DOJ, Trump lawyers set to clash: Justice Department officials and former President Donald Trump’s lawyers are set to clash in front of an appeals court panel on Tuesday over the appointment of a special master who was tasked by a lower district court judge with reviewing thousands of documents seized by the FBI from Mar-a-Lago this summer.
The Department of Justice is requesting that the 11th Circuit Court of Appeals overturn special master Raymond Dearie’s appointment and return the approximately 13,000 documents to investigators looking into whether Trump unlawfully retained highly sensitive documents involving national defense information after leaving the presidency and potentially obstructed justice by resisting the government’s efforts to retrieve them.
The appeals court previously granted the Department of Justice’s request to stay portions of a ruling by U.S. District Judge Aileen Cannon, which barred the government from using approximately 100 documents with classification markings recovered from Mar-a-Lago in its investigation and demanded they be turned over to special master Dearie.
The Justice Department then filed an expedited appeal to end Dearie’s review entirely, claiming that its inability to access the non-classified documents seized from Mar-a-Lago was also impeding its ongoing criminal investigation.
It’s the first in-person meeting between top department officials and Trump’s legal team since Attorney General Merrick Garland announced the appointment of special counsel Jack Smith last Friday, which Garland justified in part by Trump’s announcement that he would run for president again in 2024.
Smith has been tasked with overseeing the ongoing criminal investigation into classified records seized from Trump’s estate in August, as well as a separate investigation into Trump and his allies’ efforts to overturn his election loss to President Joe Biden.
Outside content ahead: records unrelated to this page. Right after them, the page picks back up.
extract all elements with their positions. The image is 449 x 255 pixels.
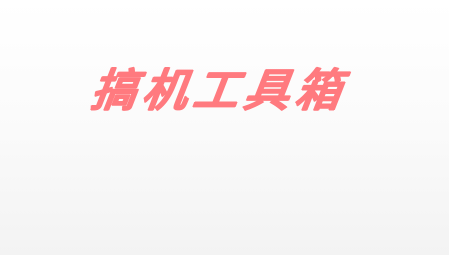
app-title-logo: 搞机工具箱 <box>88 63 351 117</box>
splash-screen: 搞机工具箱 <box>0 0 449 255</box>
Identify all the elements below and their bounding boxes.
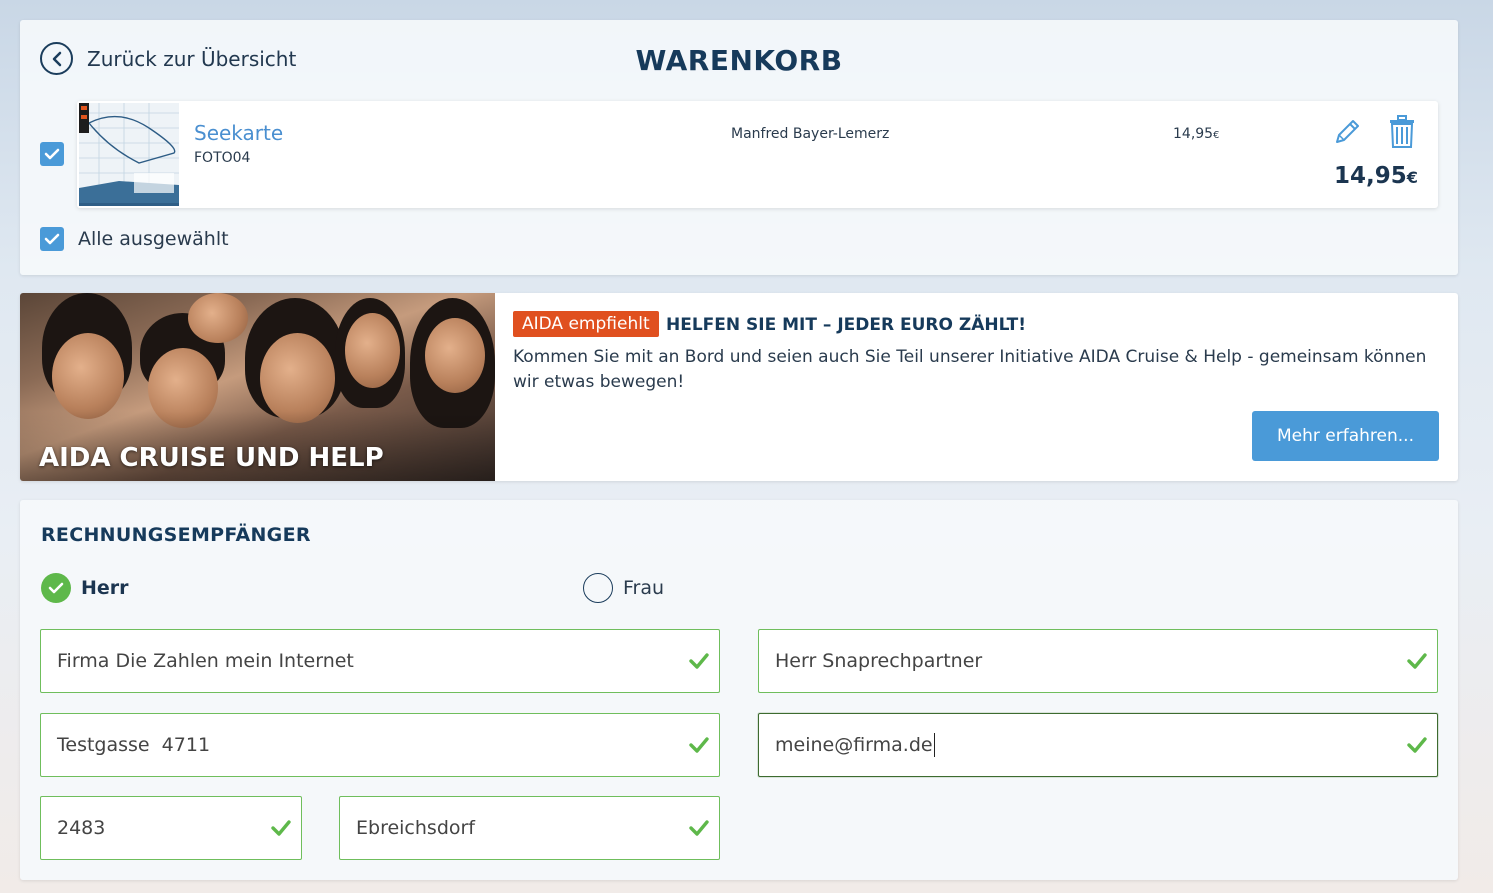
company-value: Firma Die Zahlen mein Internet <box>57 650 354 672</box>
product-thumbnail[interactable] <box>79 103 179 206</box>
promo-heading: HELFEN SIE MIT – JEDER EURO ZÄHLT! <box>666 315 1026 335</box>
checkmark-icon <box>689 653 709 669</box>
total-value: 14,95 <box>1334 163 1407 189</box>
promo-card: AIDA CRUISE UND HELP AIDA empfiehlt HELF… <box>20 293 1458 481</box>
unit-price-currency: € <box>1213 130 1220 141</box>
page-title: WARENKORB <box>635 44 843 77</box>
zip-field[interactable]: 2483 <box>40 796 302 860</box>
checkmark-icon <box>271 820 291 836</box>
select-all-label: Alle ausgewählt <box>78 228 229 250</box>
street-field[interactable]: Testgasse 4711 <box>40 713 720 777</box>
item-author: Manfred Bayer-Lemerz <box>731 126 890 142</box>
select-all-row: Alle ausgewählt <box>40 227 229 251</box>
checkmark-icon <box>1407 737 1427 753</box>
edit-item-button[interactable] <box>1332 117 1362 151</box>
city-value: Ebreichsdorf <box>356 817 476 839</box>
radio-unchecked-icon <box>583 573 613 603</box>
item-unit-price: 14,95€ <box>1173 126 1219 142</box>
checkmark-icon <box>1407 653 1427 669</box>
item-code: FOTO04 <box>194 150 251 166</box>
unit-price-value: 14,95 <box>1173 126 1214 142</box>
text-caret <box>933 733 935 757</box>
pencil-icon <box>1336 120 1359 143</box>
learn-more-button[interactable]: Mehr erfahren... <box>1252 411 1439 461</box>
radio-checked-icon <box>41 573 71 603</box>
select-all-checkbox[interactable] <box>40 227 64 251</box>
salutation-herr-radio[interactable]: Herr <box>41 573 129 603</box>
promo-text: Kommen Sie mit an Bord und seien auch Si… <box>513 347 1427 392</box>
cart-item: Seekarte FOTO04 Manfred Bayer-Lemerz 14,… <box>77 101 1438 208</box>
email-value: meine@firma.de <box>775 734 933 756</box>
billing-card: RECHNUNGSEMPFÄNGER Herr Frau Firma Die Z… <box>20 500 1458 880</box>
checkmark-icon <box>44 233 60 245</box>
promo-badge: AIDA empfiehlt <box>513 311 659 337</box>
salutation-frau-label: Frau <box>623 577 665 599</box>
city-field[interactable]: Ebreichsdorf <box>339 796 720 860</box>
checkmark-icon <box>689 737 709 753</box>
cart-card: Zurück zur Übersicht WARENKORB Seekarte … <box>20 20 1458 275</box>
trash-icon <box>1390 115 1414 148</box>
street-value: Testgasse 4711 <box>57 734 211 756</box>
item-total-price: 14,95€ <box>1334 163 1418 189</box>
zip-value: 2483 <box>57 817 106 839</box>
contact-value: Herr Snaprechpartner <box>775 650 983 672</box>
total-currency: € <box>1406 168 1418 187</box>
checkmark-icon <box>44 148 60 160</box>
delete-item-button[interactable] <box>1389 115 1415 153</box>
contact-person-field[interactable]: Herr Snaprechpartner <box>758 629 1438 693</box>
company-field[interactable]: Firma Die Zahlen mein Internet <box>40 629 720 693</box>
promo-image-caption: AIDA CRUISE UND HELP <box>39 443 384 473</box>
checkmark-icon <box>689 820 709 836</box>
salutation-frau-radio[interactable]: Frau <box>583 573 664 603</box>
billing-section-title: RECHNUNGSEMPFÄNGER <box>41 524 311 546</box>
email-field[interactable]: meine@firma.de <box>758 713 1438 777</box>
item-name-link[interactable]: Seekarte <box>194 121 283 145</box>
item-checkbox[interactable] <box>40 142 64 166</box>
promo-image: AIDA CRUISE UND HELP <box>20 293 495 481</box>
salutation-herr-label: Herr <box>81 577 129 599</box>
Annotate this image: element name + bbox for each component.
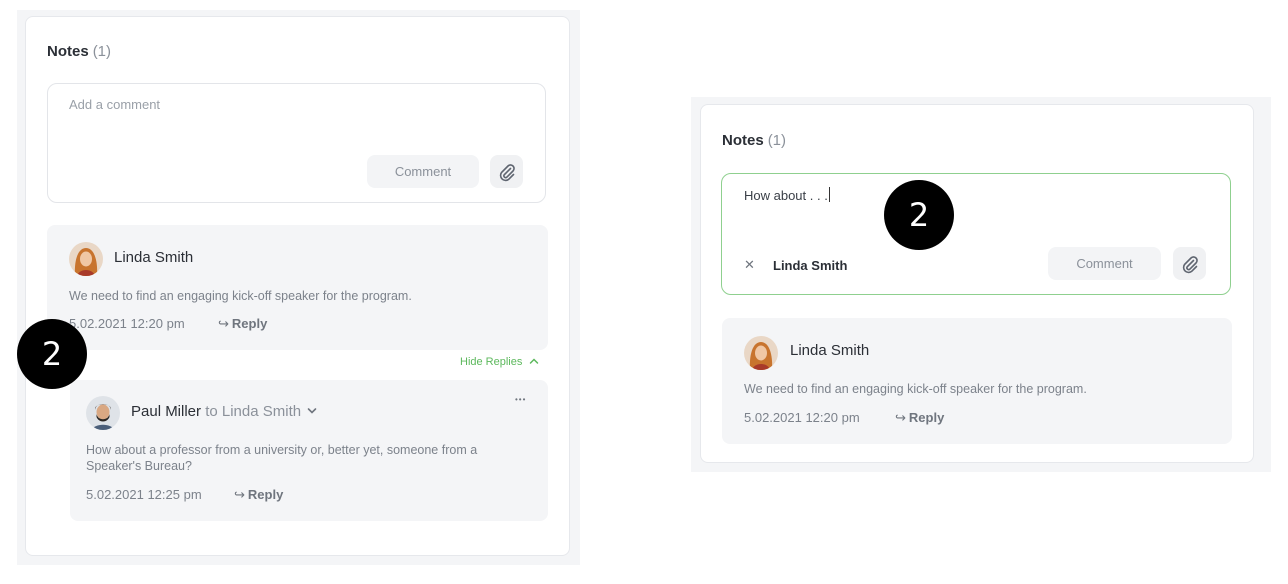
reply-arrow-icon: ↪ (895, 410, 906, 425)
paperclip-icon (1182, 255, 1198, 273)
avatar (744, 336, 778, 370)
mention-recipient: Linda Smith (773, 258, 848, 273)
text-caret (828, 187, 830, 202)
left-comment-button[interactable]: Comment (367, 155, 479, 188)
right-notes-title: Notes (1) (722, 132, 786, 149)
step-badge: 2 (884, 180, 954, 250)
reply-arrow-icon: ↪ (218, 316, 229, 331)
notes-title-text: Notes (47, 43, 89, 60)
right-attach-button[interactable] (1173, 247, 1206, 280)
reply-label: Reply (231, 316, 268, 331)
left-attach-button[interactable] (490, 155, 523, 188)
chevron-down-icon[interactable] (307, 407, 317, 415)
right-comment-button[interactable]: Comment (1048, 247, 1161, 280)
reply-arrow-icon: ↪ (234, 487, 245, 502)
reply-label: Reply (247, 487, 284, 502)
notes-count: (1) (767, 132, 787, 149)
hide-replies-toggle[interactable]: Hide Replies (460, 356, 539, 368)
comment-typed-text: How about . . . (744, 187, 830, 203)
hide-replies-label: Hide Replies (460, 356, 523, 368)
reply-author-line: Paul Miller to Linda Smith (131, 403, 317, 420)
left-thread-author: Linda Smith (114, 249, 194, 266)
right-thread-message: We need to find an engaging kick-off spe… (744, 382, 1087, 396)
notes-count: (1) (92, 43, 112, 60)
reply-message: How about a professor from a university … (86, 443, 478, 473)
reply-author: Paul Miller (131, 403, 202, 420)
right-thread-reply-button[interactable]: ↪ Reply (895, 410, 944, 426)
chevron-up-icon (530, 358, 539, 364)
more-options-icon[interactable]: ••• (515, 395, 526, 404)
paperclip-icon (499, 163, 515, 181)
right-thread-author: Linda Smith (790, 342, 870, 359)
comment-text: How about . . . (744, 188, 828, 203)
left-thread-timestamp: 5.02.2021 12:20 pm (69, 316, 185, 331)
step-badge: 2 (17, 319, 87, 389)
left-notes-title: Notes (1) (47, 43, 111, 60)
remove-mention-icon[interactable]: ✕ (744, 257, 755, 273)
left-thread-message: We need to find an engaging kick-off spe… (69, 289, 412, 303)
comment-placeholder: Add a comment (69, 97, 161, 112)
avatar (69, 242, 103, 276)
reply-timestamp: 5.02.2021 12:25 pm (86, 487, 202, 502)
right-thread-timestamp: 5.02.2021 12:20 pm (744, 410, 860, 425)
reply-reply-button[interactable]: ↪ Reply (234, 487, 283, 503)
reply-recipient: to Linda Smith (205, 403, 302, 420)
notes-title-text: Notes (722, 132, 764, 149)
left-thread-reply-button[interactable]: ↪ Reply (218, 316, 267, 332)
reply-label: Reply (908, 410, 945, 425)
avatar (86, 396, 120, 430)
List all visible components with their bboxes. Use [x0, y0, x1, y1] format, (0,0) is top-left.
The Justice Department formally notified the court of Smith’s appointment in a filing Monday afternoon, stating that he had reviewed the filings in the DOJ’s case and that he “approves all of the arguments that have been presented in the briefs and will be discussed at the oral argument.”
Last week, officials said Smith was preparing to make his return to the U.S. from the Netherlands where he was serving as a chief prosecutor of war crimes at the Hague. In a filing last week, department officials accused Trump and his legal team of “gamesmanship” in their fight to keep the roughly 13,000 documents in Dearie’s possession, claiming that when he ordered the packing of materials in the White House that were then transported to Mar-a-Lago, they were automatically designated as his own “personal” records.
But at the same time, his attorneys said if Dearie rejected that argument for certain documents, they should have the opportunity to claim they are covered by executive privilege and should be shielded from the government. They contended that Trump’s legal team has advanced a “sweeping and baseless theory” to support their claims about the documents based on a reading of the Presidential Records Act, claiming that Trump “appears to be claiming that he can unilaterally ‘deem’ otherwise Presidential records to be personal records by fiat.”
And even if Trump were correct in his claims, DOJ says, it would amount to a “red herring” regarding their right to access the documents as part of their ongoing criminal investigation.
“Documents commingled or collectively stored with classified materials located at Plaintiff’s premises were lawfully seized by the FBI in accordance with the terms of the court-authorized search warrant because they were relevant to the government’s ongoing investigation,” said top DOJ counterintelligence official Jay Bratt.
“That significance exists regardless of whether the papers were personal or government records. All such documents must now be made available to the investigative team in the absence of a valid and substantiated claim of privilege.”